How much did your cellphone cost you? What’s the average price of a handset? What’s the average operating margin for a carrier’s handset business?
The answers to those questions give you no clue whatever to the health of the handset industry. Why? Because the devices are sold to consumers as part of subscription calling plans, whose long term value is sufficient to drive some relatively crazy discounting in the carrier’s retail outlets (go check them out, now that carrier’s kiosks are popping up everywhere). The same handset from multiple carriers can range from free to $799. And as mobile data services increase in value (even if most folks over 30 don’t even know what a ringtone or game download is), the insanity (or sanity) at the checkout counter will only quicken.
And as I was saying on Steve’s Gillmor Gang, give it a year, I’ll make a big bet, you’re going to see the same thing begin to happen in the PC industry. Will the average selling price (ASP) of a PC continue to meander south? Yes. Unrelated to component cost. Will it go to free, like handsets? Absolutely. In exchange, consumers will sign up for network plans, DSL, cable, you name it. On PC’s, or more likely equivalent dedicated devices branded by carriers – just as in the handset industry, where carriers are increasingly deploying ‘branded’ handsets. It’s been a tad tougher on PC’s when they didn’t control the software load, but it’s just a matter of time.
This is the foundation of the pricing distortion that occurs when networks, time and value blend. It’s how Echostar and DirecTV subsidize satellite dishes, cable companies subsidize set top boxes, and how carriers sell handsets. Take out the network delivery part of the equation, it’s how magazines sell subscriptions (first 6 months free). The spot margin is less interesting than the number of subs, ARPU, churn – and longer term EBITDA. Terms the PC industry will learn to respect, it’s inevitable. Maybe not in the enterprise, where purchasing agents are fixed in their ways, but surely in the consumer marketplace, where “NO MONEY DOWN!” is popular signage.
So what’s happening to the PC industry? It’s moving from the old world, in which one buys a PC and cares a great deal about its comparitive hardware features (does it have a DVD player?), to one in which the hardware is nearly identical, and the value’s moved to services available through the device. Over the network. Battery life matters more than processor speed. Size of display more than disk. Access to Yahoo! Personals matters more than all of the above.
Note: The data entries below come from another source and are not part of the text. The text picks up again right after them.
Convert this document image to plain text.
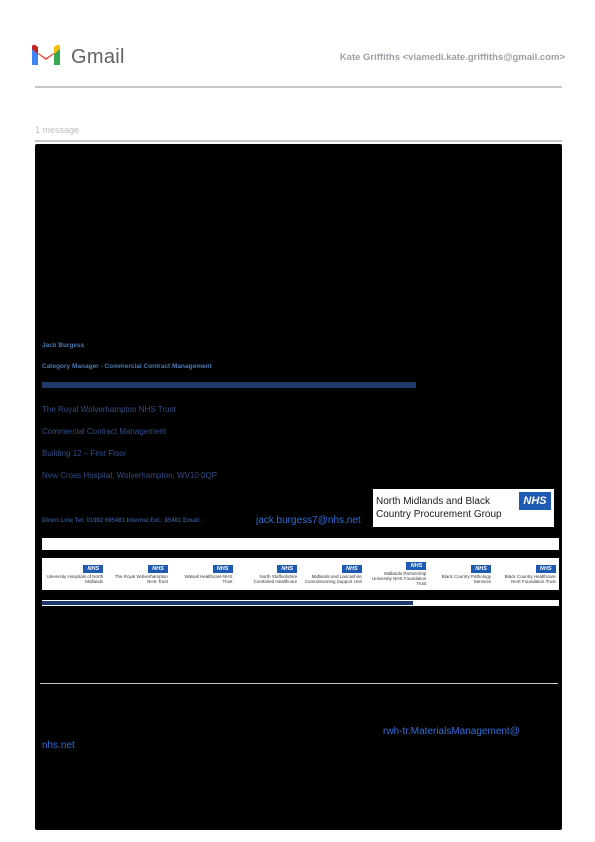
Gmail	Kate Griffiths <viamedi.kate.griffiths@gmail.com>
1 message
Jack Burgess
Category Manager - Commercial Contract Management
The Royal Wolverhampton NHS Trust
Commercial Contract Management
Building 12 – First Floor
New Cross Hospital, Wolverhampton, WV10 0QP
Direct Line Tel: 01902 695481 Internal Ext.: 85481 Email:	jack.burgess7@nhs.net
North Midlands and Black
Country Procurement Group
NHS
NHS
University Hospitals of North Midlands
NHS
The Royal Wolverhampton NHS Trust
NHS
Walsall Healthcare NHS Trust
NHS
North Staffordshire Combined Healthcare
NHS
Midlands and Lancashire Commissioning Support Unit
NHS
Midlands Partnership University NHS Foundation Trust
NHS
Black Country Pathology Services
NHS
Black Country Healthcare NHS Foundation Trust
rwh-tr.MaterialsManagement@
nhs.net
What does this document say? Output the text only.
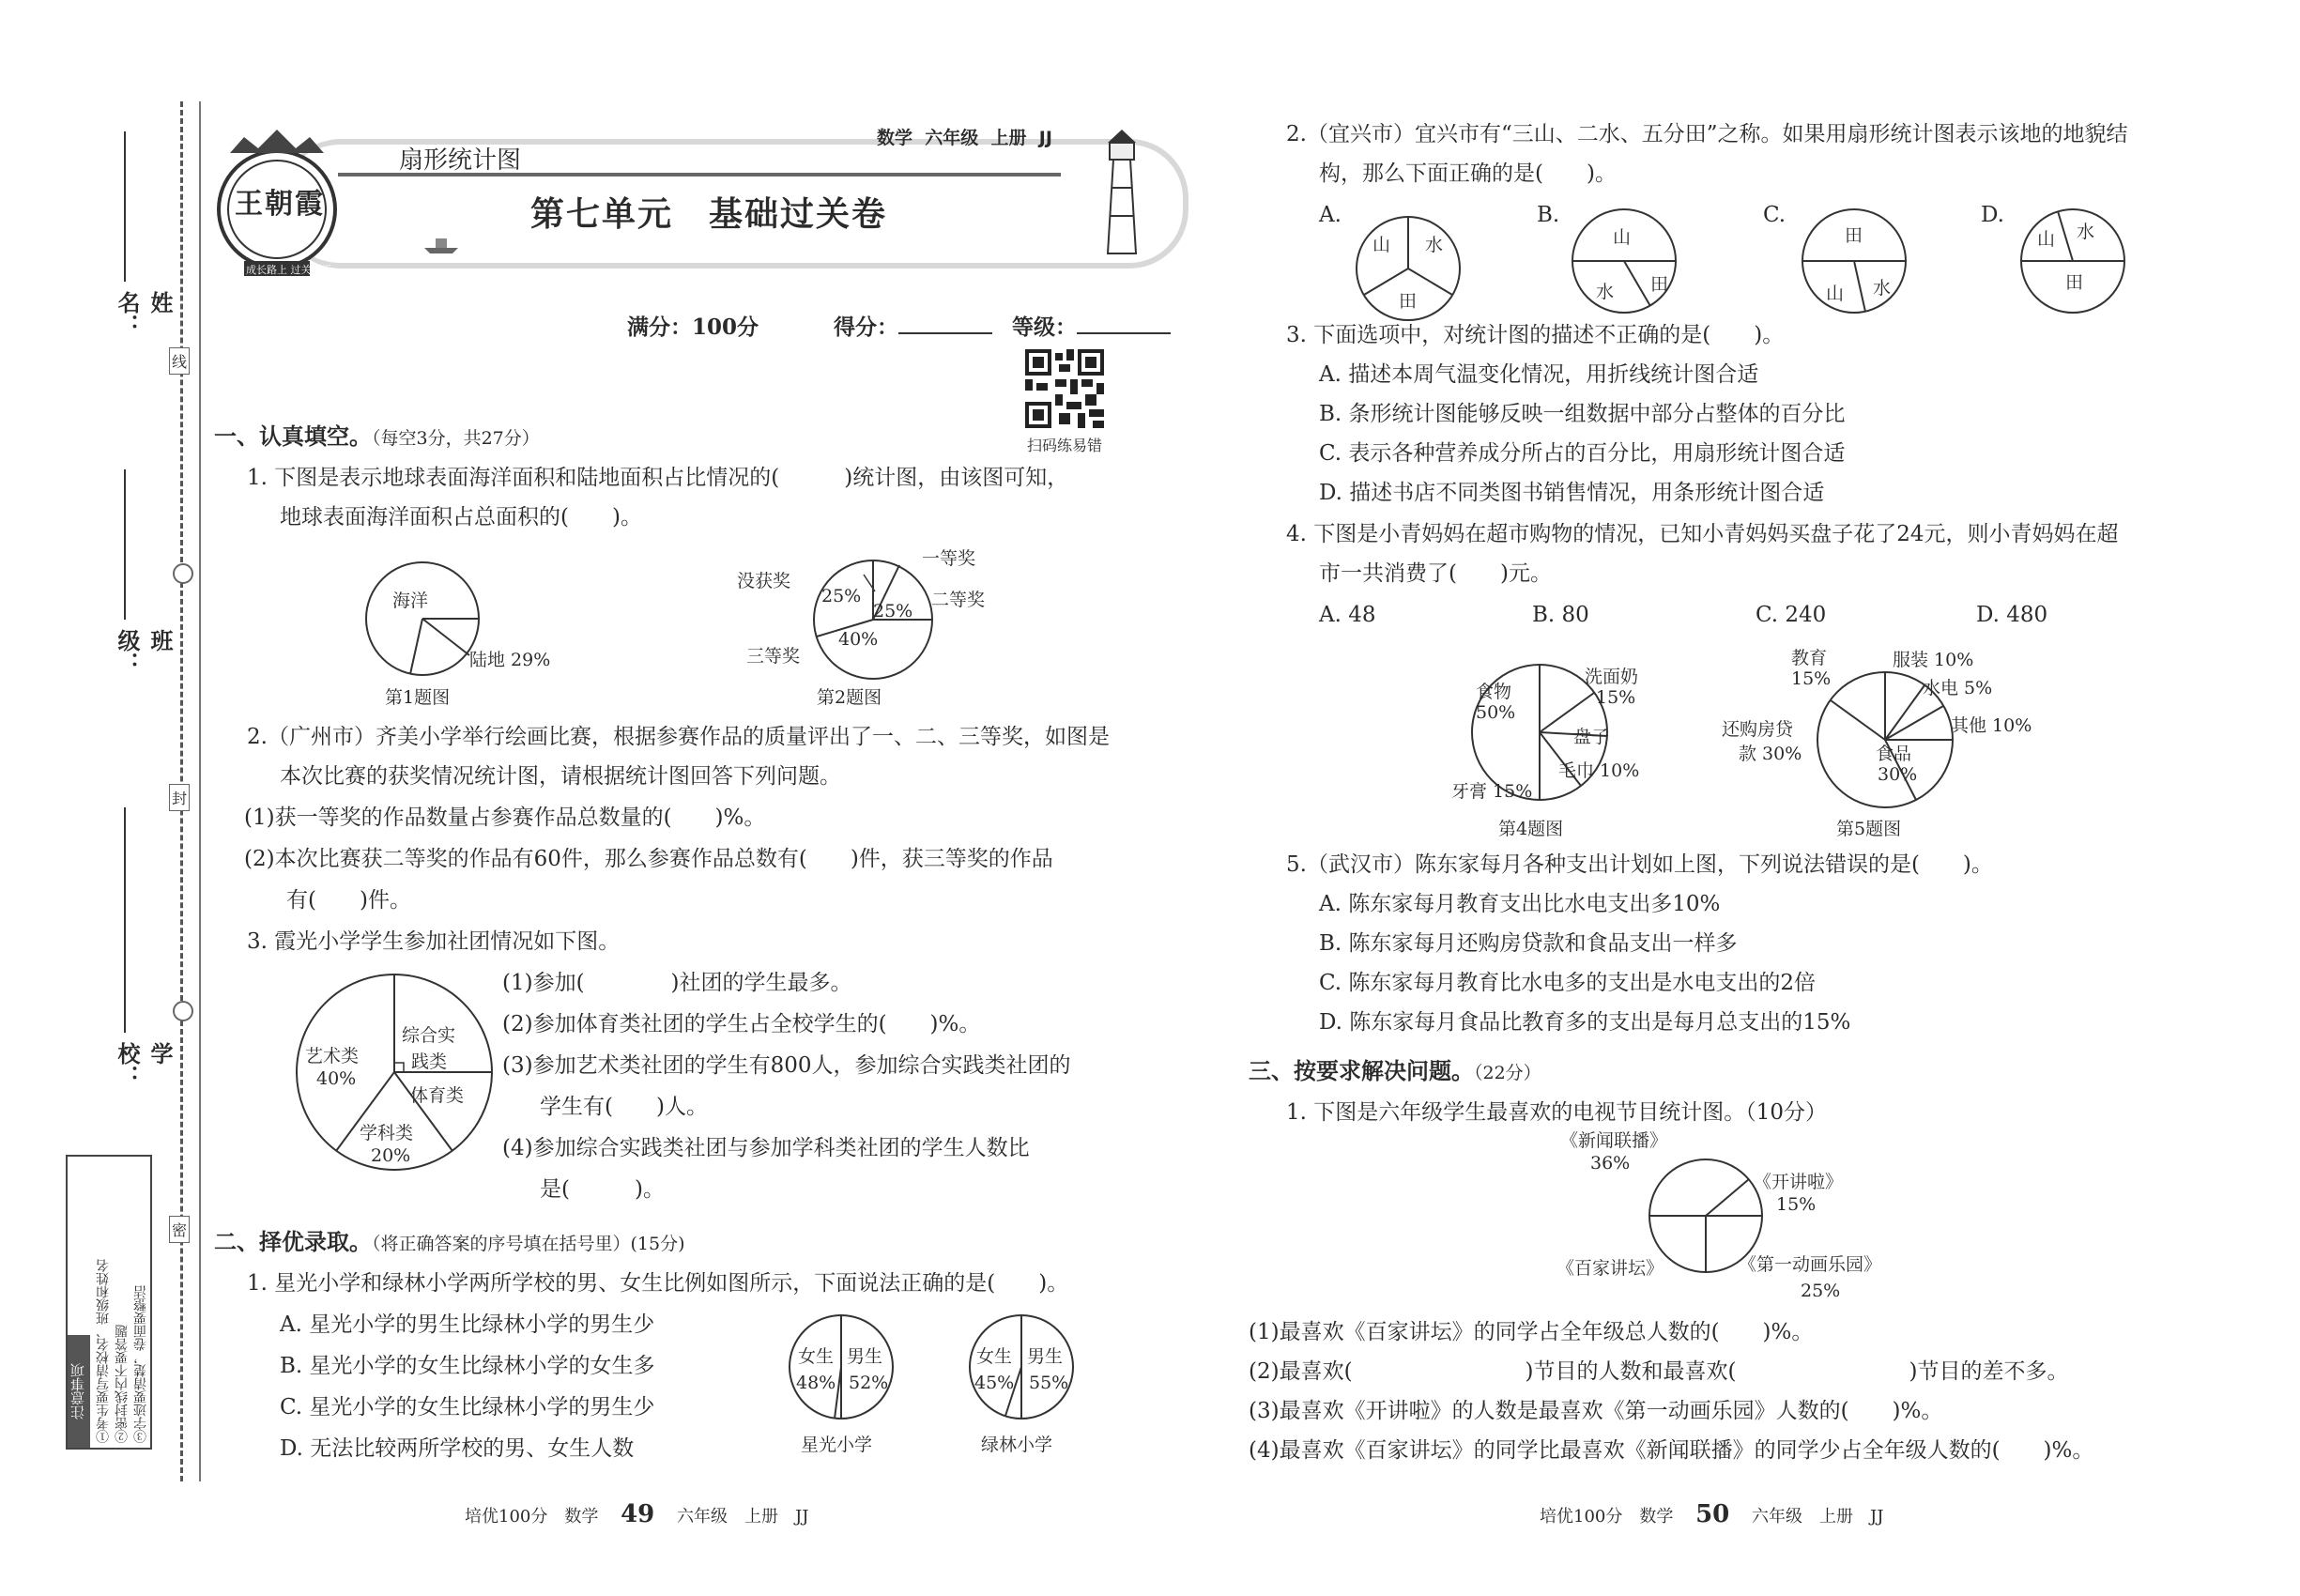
姓名：
班级：
学校：
线
封
密
注意事项 ①考生要写清校名、班级和姓名 ②密封线内不要答题 ③字迹要清楚，卷面要整洁
王朝霞
成长路上 过关满天
扇形统计图
数学 六年级 上册 JJ
第七单元　基础过关卷
满分：100分	得分：	等级：
扫码练易错
一、认真填空。（每空3分，共27分）
1. 下图是表示地球表面海洋面积和陆地面积占比情况的(　　　)统计图，由该图可知，
地球表面海洋面积占总面积的(　　)。
海洋
陆地 29%
第1题图
没获奖
一等奖
二等奖
三等奖
25%
25%
40%
第2题图
2.（广州市）齐美小学举行绘画比赛，根据参赛作品的质量评出了一、二、三等奖，如图是
本次比赛的获奖情况统计图，请根据统计图回答下列问题。
(1)获一等奖的作品数量占参赛作品总数量的(　　)%。
(2)本次比赛获二等奖的作品有60件，那么参赛作品总数有(　　)件，获三等奖的作品
有(　　)件。
3. 霞光小学学生参加社团情况如下图。
艺术类
40%
综合实
践类
体育类
学科类
20%
(1)参加(　　　　)社团的学生最多。
(2)参加体育类社团的学生占全校学生的(　　)%。
(3)参加艺术类社团的学生有800人，参加综合实践类社团的
学生有(　　)人。
(4)参加综合实践类社团与参加学科类社团的学生人数比
是(　　　)。
二、择优录取。（将正确答案的序号填在括号里）(15分)
1. 星光小学和绿林小学两所学校的男、女生比例如图所示，下面说法正确的是(　　)。
A. 星光小学的男生比绿林小学的男生少
B. 星光小学的女生比绿林小学的女生多
C. 星光小学的女生比绿林小学的男生少
D. 无法比较两所学校的男、女生人数
女生 男生
48% 52%
星光小学
女生 男生
45% 55%
绿林小学
培优100分　数学 49 六年级　上册　JJ
2.（宜兴市）宜兴市有“三山、二水、五分田”之称。如果用扇形统计图表示该地的地貌结
构，那么下面正确的是(　　)。
A.
山 水
田
B.
山
水 田
C.
田
山 水
D.
山 水
田
3. 下面选项中，对统计图的描述不正确的是(　　)。
A. 描述本周气温变化情况，用折线统计图合适
B. 条形统计图能够反映一组数据中部分占整体的百分比
C. 表示各种营养成分所占的百分比，用扇形统计图合适
D. 描述书店不同类图书销售情况，用条形统计图合适
4. 下图是小青妈妈在超市购物的情况，已知小青妈妈买盘子花了24元，则小青妈妈在超
市一共消费了(　　)元。
A. 48	B. 80	C. 240	D. 480
食物
50%
洗面奶
15%
盘子
毛巾 10%
牙膏 15%
第4题图
教育
15%
服装 10%
水电 5%
其他 10%
还购房贷
款 30%	食品
30%
第5题图
5.（武汉市）陈东家每月各种支出计划如上图，下列说法错误的是(　　)。
A. 陈东家每月教育支出比水电支出多10%
B. 陈东家每月还购房贷款和食品支出一样多
C. 陈东家每月教育比水电多的支出是水电支出的2倍
D. 陈东家每月食品比教育多的支出是每月总支出的15%
三、按要求解决问题。（22分）
1. 下图是六年级学生最喜欢的电视节目统计图。（10分）
《新闻联播》
36%
《开讲啦》
15%
《百家讲坛》	《第一动画乐园》
25%
(1)最喜欢《百家讲坛》的同学占全年级总人数的(　　)%。
(2)最喜欢(　　　　　　　　)节目的人数和最喜欢(　　　　　　　　)节目的差不多。
(3)最喜欢《开讲啦》的人数是最喜欢《第一动画乐园》人数的(　　)%。
(4)最喜欢《百家讲坛》的同学比最喜欢《新闻联播》的同学少占全年级人数的(　　)%。
培优100分　数学 50 六年级　上册　JJ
To me, the sale of IBM’s PC business proves the point – the company that invented the category (me, I like to believe they cloned Apple’s business), is now exiting due to poor financials. And attempting to sell it to a company whose principle competitive differentiator is cost (and geographic/political proximity to a growth market). It’s my view that operating a PC only business doesn’t really make a lot of sense – at least in the long run (which is why Dell’s moving ever closer to selling microwave ovens, and still trying to convince the world they can run their supply chain on 1-way Xeons – hm, note to self, someone should ask their CFO on their next earnings call what systems run their supply chain).
But we’ve been in the post-PC era for a few years now – ask a teenager, which would you rather have, a mobile phone, or a laptop, you’ll get a pretty crisp answer (the former). That’s partially why handsets outship PC’s, about 10:1. Yes, 10:1, and the gap is widening.
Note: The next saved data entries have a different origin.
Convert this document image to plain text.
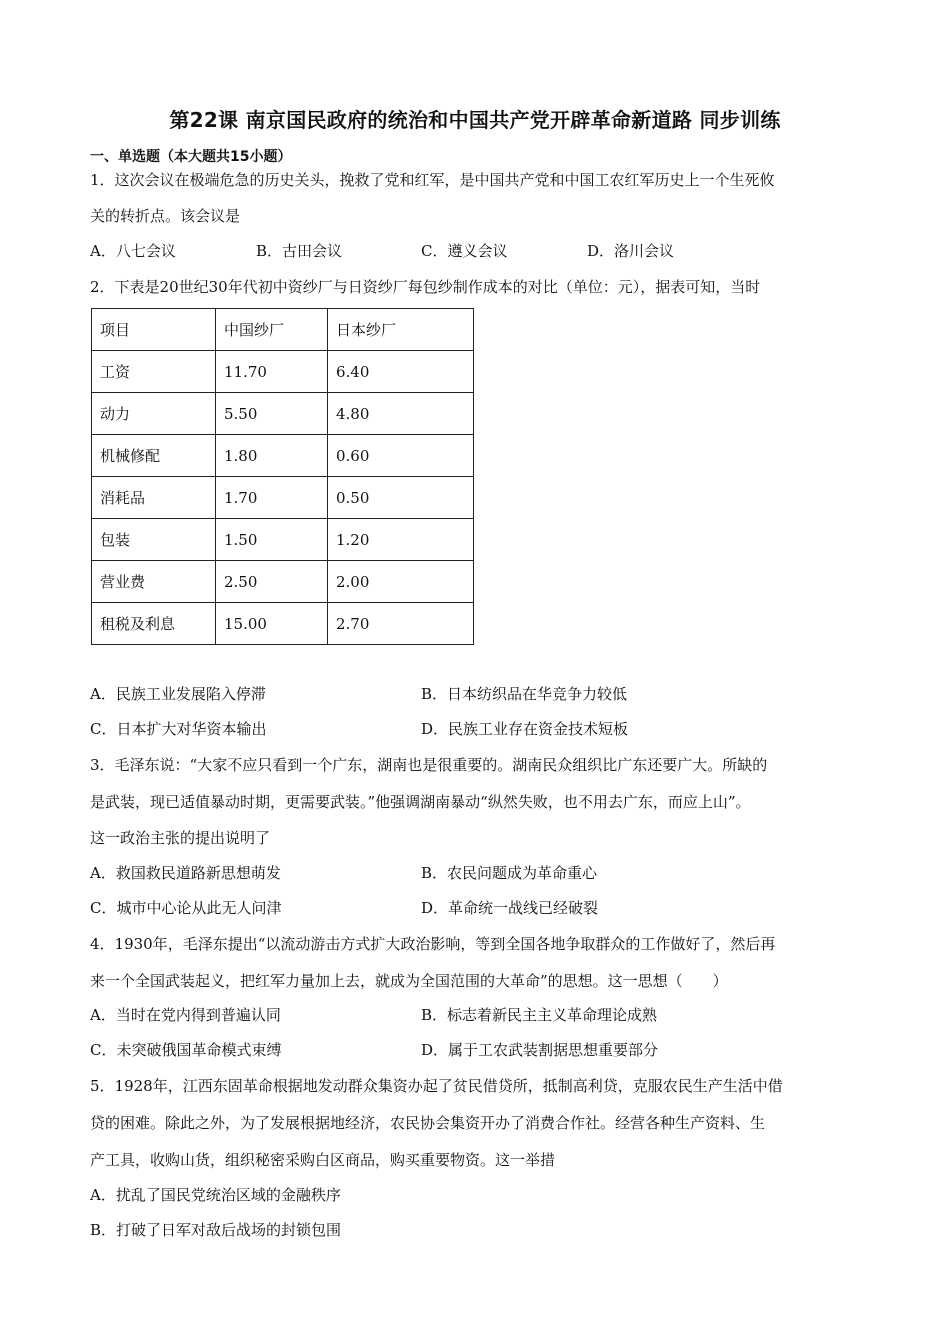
第22课 南京国民政府的统治和中国共产党开辟革命新道路 同步训练
一、单选题（本大题共15小题）
1．这次会议在极端危急的历史关头，挽救了党和红军，是中国共产党和中国工农红军历史上一个生死攸
关的转折点。该会议是
A．八七会议	B．古田会议	C．遵义会议	D．洛川会议
2．下表是20世纪30年代初中资纱厂与日资纱厂每包纱制作成本的对比（单位：元），据表可知，当时
项目	中国纱厂	日本纱厂
工资	11.70	6.40
动力	5.50	4.80
机械修配	1.80	0.60
消耗品	1.70	0.50
包装	1.50	1.20
营业费	2.50	2.00
租税及利息	15.00	2.70
A．民族工业发展陷入停滞	B．日本纺织品在华竞争力较低
C．日本扩大对华资本输出	D．民族工业存在资金技术短板
3．毛泽东说：“大家不应只看到一个广东，湖南也是很重要的。湖南民众组织比广东还要广大。所缺的
是武装，现已适值暴动时期，更需要武装。”他强调湖南暴动“纵然失败，也不用去广东，而应上山”。
这一政治主张的提出说明了
A．救国救民道路新思想萌发	B．农民问题成为革命重心
C．城市中心论从此无人问津	D．革命统一战线已经破裂
4．1930年，毛泽东提出“以流动游击方式扩大政治影响，等到全国各地争取群众的工作做好了，然后再
来一个全国武装起义，把红军力量加上去，就成为全国范围的大革命”的思想。这一思想（　　）
A．当时在党内得到普遍认同	B．标志着新民主主义革命理论成熟
C．未突破俄国革命模式束缚	D．属于工农武装割据思想重要部分
5．1928年，江西东固革命根据地发动群众集资办起了贫民借贷所，抵制高利贷，克服农民生产生活中借
贷的困难。除此之外，为了发展根据地经济，农民协会集资开办了消费合作社。经营各种生产资料、生
产工具，收购山货，组织秘密采购白区商品，购买重要物资。这一举措
A．扰乱了国民党统治区域的金融秩序
B．打破了日军对敌后战场的封锁包围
Think this is the end? No way. Just go look here, and imagine this included in anything that moves, sold to a consumer. Whatever the network touches is subject to subscription pricing. Ridden Jet Blue or ANA recently? Would you pay for pay per view on a train ride? Want the Wiggles in your new SUV? All those are near enough to start distorting the economics of planes, trains and automobiles – for companies that know how to look at the network as a means of redefining traditional business models.
Other interesting tidbits – True to predictions that Red Hat would take advantage of their proprietary distro to lock customers and raise price, even Dell’s getting upset about it. But someone should explain to our friends in Texas how bringing Debian or Gentoo into the picture won’t help: Red Hat has tipped the linux market, and the lack of ISV support on anything but Red Hat’s Enterprise offering means customers are feeling trapped, and Dell’s stuck – that’s why we’re open sourcing Solaris, and offering to run linux native – at a lower price than Red Hat’s proprietary distro. And, of course, a lower price than Dell.